United States District Court, E.D. Missouri, Northern Division

August 21, 2019

TERRY R. DAVIS, Plaintiff,
ANDREW M. SAUL, [1]Commissioner of Social Security Defendant.



         Plaintiff, Terry R. Davis, seeks review of the decision by Defendant Social Security Commissioner Andrew M. Saul, denying his applications for Disability Insurance Benefits and Supplemental Security Income under the Social Security Act. Because the Court finds that substantial evidence supports the decision to deny benefits, the Court affirms the denial of Plaintiff's applications.

         I. Procedural History

         On January 29, 2015, Plaintiff, then thirty-eight years old, filed applications for Disability Insurance Benefits and Supplemental Security Income, alleging he became disabled on July 6, 2012[2] due to “invert[ebral] lumbar disc myelopathy, lumbago, lumbar/thoracic radiculitis, and acquired spondylolisthesis.” (Tr. 79, 159, 188) The Social Security Administration (“SSA”) denied Plaintiff's claims, and he filed a timely request for a hearing before an administrative law judge (“ALJ”). (Tr. 91, 98)

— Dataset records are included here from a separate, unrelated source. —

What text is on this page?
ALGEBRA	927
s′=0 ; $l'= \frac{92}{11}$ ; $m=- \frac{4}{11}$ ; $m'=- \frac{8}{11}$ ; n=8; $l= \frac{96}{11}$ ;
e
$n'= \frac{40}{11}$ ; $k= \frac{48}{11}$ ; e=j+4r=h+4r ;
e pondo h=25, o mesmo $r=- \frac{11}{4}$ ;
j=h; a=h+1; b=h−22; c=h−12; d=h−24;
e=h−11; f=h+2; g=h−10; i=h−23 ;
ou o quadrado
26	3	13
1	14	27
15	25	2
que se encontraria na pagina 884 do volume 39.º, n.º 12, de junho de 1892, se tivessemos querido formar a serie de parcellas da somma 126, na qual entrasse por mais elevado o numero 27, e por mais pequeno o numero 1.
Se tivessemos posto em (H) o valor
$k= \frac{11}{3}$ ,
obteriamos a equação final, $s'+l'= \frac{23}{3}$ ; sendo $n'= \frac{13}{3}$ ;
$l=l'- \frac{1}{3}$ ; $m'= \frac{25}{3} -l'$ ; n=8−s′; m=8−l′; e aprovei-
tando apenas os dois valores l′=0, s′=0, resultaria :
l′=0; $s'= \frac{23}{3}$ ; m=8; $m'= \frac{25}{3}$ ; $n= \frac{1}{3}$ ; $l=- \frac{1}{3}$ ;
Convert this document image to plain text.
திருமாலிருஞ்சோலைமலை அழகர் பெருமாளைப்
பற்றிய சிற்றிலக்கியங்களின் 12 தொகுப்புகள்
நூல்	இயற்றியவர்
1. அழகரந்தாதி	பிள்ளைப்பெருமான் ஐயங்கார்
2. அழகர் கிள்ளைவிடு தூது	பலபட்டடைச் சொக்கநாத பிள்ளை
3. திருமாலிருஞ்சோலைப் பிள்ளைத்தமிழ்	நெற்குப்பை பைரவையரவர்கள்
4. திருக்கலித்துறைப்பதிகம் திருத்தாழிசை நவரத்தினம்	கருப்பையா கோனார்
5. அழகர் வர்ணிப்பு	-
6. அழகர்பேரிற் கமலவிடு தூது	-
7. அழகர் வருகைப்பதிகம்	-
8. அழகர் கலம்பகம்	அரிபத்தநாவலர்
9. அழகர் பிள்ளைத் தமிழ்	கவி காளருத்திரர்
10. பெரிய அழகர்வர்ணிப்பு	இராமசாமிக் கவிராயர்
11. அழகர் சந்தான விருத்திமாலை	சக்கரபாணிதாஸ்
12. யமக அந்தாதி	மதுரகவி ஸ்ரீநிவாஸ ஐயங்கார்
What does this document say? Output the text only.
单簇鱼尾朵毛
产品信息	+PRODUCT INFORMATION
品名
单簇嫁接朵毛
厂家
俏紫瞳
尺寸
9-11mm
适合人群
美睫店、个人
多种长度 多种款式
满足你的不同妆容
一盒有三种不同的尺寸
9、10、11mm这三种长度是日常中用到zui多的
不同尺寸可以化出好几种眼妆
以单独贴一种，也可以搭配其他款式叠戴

         On July 11, 2017, the ALJ conducted a hearing at which Plaintiff and a vocational expert testified. (Tr. 34-64) In a decision dated November 21, 2017, the ALJ found that Plaintiff “has not been under a disability, as defined in the Social Security Act, from November 8, 2013, through the date of this decision[.]” (Tr. 24) Plaintiff filed a request for review of the ALJ's decision with the SSA Appeals Council, which denied review. (Tr. 1-4) Plaintiff has exhausted all administrative remedies, and the ALJ's decision stands as the SSA's final decision. Sims v. Apfel, 530 U.S. 103, 106-07 (2000).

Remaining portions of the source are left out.